Date: 2024-02-19 10:57 pm (UTC)
sturgeonslawyer: (Default)
From: [personal profile] sturgeonslawyer
Yes, that self-same PwC. Mistakes happen everywhere; the points are to (a) minimize mistakes, (b) put a permanent structure in place that is independent of the hosting city or country, (c) make the whole deal more "respectable" as the awards continue to become more respected outside of fandom. And other things I'm not thinking of right now.

Date: 2024-02-20 12:04 am (UTC)
sturgeonslawyer: (Default)
From: [personal profile] sturgeonslawyer
McCarty did indeed make a mistake. Mistakes have, or should have, consequences. PwC immediately accepted responsibility, apologized to all involved, and fired the accountants responsible for the La La Land screwup.

Dave McCarty also has to face the consequences, first of his part in the censoring of the Hugoes, and second of his rather lame attempts to cover it up.

Mistakes are inevitable, never acceptable, and always forgivable if and only if the party who makes the mistake acknowledges it and accepts the consequences.

Well!

Date: 2024-02-20 10:46 pm (UTC)
lsanderson: (Default)
From: [personal profile] lsanderson
Found in today's NYTimes:

'Powerball Posted the Wrong Numbers.
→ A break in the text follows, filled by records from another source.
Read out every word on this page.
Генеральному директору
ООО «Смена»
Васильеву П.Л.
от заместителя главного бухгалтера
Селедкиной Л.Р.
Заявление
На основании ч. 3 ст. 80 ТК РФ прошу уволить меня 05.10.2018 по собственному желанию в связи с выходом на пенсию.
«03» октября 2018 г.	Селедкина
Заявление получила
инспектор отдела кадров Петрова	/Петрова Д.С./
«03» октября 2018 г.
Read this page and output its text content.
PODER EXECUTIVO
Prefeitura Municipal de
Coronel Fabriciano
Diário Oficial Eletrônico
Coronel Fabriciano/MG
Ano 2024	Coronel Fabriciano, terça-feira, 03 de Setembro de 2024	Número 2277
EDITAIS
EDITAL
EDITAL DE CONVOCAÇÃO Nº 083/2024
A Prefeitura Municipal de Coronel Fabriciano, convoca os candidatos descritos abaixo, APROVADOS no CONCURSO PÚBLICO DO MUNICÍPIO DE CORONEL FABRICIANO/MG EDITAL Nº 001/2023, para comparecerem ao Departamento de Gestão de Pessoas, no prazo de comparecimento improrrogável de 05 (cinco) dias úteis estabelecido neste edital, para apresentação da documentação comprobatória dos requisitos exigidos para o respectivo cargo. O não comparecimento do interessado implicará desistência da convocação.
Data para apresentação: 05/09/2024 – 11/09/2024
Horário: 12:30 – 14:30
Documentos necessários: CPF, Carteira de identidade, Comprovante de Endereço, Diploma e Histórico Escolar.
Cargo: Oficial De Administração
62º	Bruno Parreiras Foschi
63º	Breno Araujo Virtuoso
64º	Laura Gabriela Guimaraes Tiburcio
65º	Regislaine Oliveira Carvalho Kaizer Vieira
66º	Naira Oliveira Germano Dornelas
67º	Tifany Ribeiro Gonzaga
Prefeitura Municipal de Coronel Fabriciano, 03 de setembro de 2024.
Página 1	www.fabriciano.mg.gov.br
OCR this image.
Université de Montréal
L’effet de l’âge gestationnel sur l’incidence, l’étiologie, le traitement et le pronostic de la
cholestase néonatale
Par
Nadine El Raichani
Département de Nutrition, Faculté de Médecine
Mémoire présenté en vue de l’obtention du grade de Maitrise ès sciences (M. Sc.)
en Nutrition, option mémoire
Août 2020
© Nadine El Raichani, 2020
Now He’s Suing for $340 Million.
Powerball organizers in Washington, D.C., said they “mistakenly posted” winning numbers in January 2023. The holder of those numbers is suing for negligence and emotional distress.'

https://www.nytimes.com/2024/02/20/us/powerball-lottery-lawsuit.html

On Conrunning

Date: 2024-02-20 12:03 am (UTC)
lsanderson: (Default)
From: [personal profile] lsanderson
I cannot imagine why so many people who have such brilliant suggestions on HOW THINGS SHOULD BE DONE, are never around when things actually need to be done. Granted it's been a couple of years since I helped run a con, but everybody with bright ideas seems to want you to run with their ideas after they did all the work coming up with them.
Edited Date: 2024-02-20 12:05 am (UTC)

Re: On Conrunning

Date: 2024-02-20 12:07 am (UTC)
sturgeonslawyer: (Default)
From: [personal profile] sturgeonslawyer
Fair enough. I, personally, have never been involved in the running of a con or award (beyond a couple of years of doing Ook-Ook work at BayCons some decades ago): but the somewhat anarchic nature of fandom is that anyone is allowed, or even encouraged, to have an opinion and make suggestions.

I would certainly be willing to pay a few dollars more for my next WorldCon membership if those dollars went to a good answer to the Hugo conuncrum.

Date: 2024-02-20 12:42 am (UTC)
voidampersand: (Default)
From: [personal profile] voidampersand
You are talking sense. But sensible is not what most fans want. They want Someone In Charge to Take Care Of The Problem and make it never happened.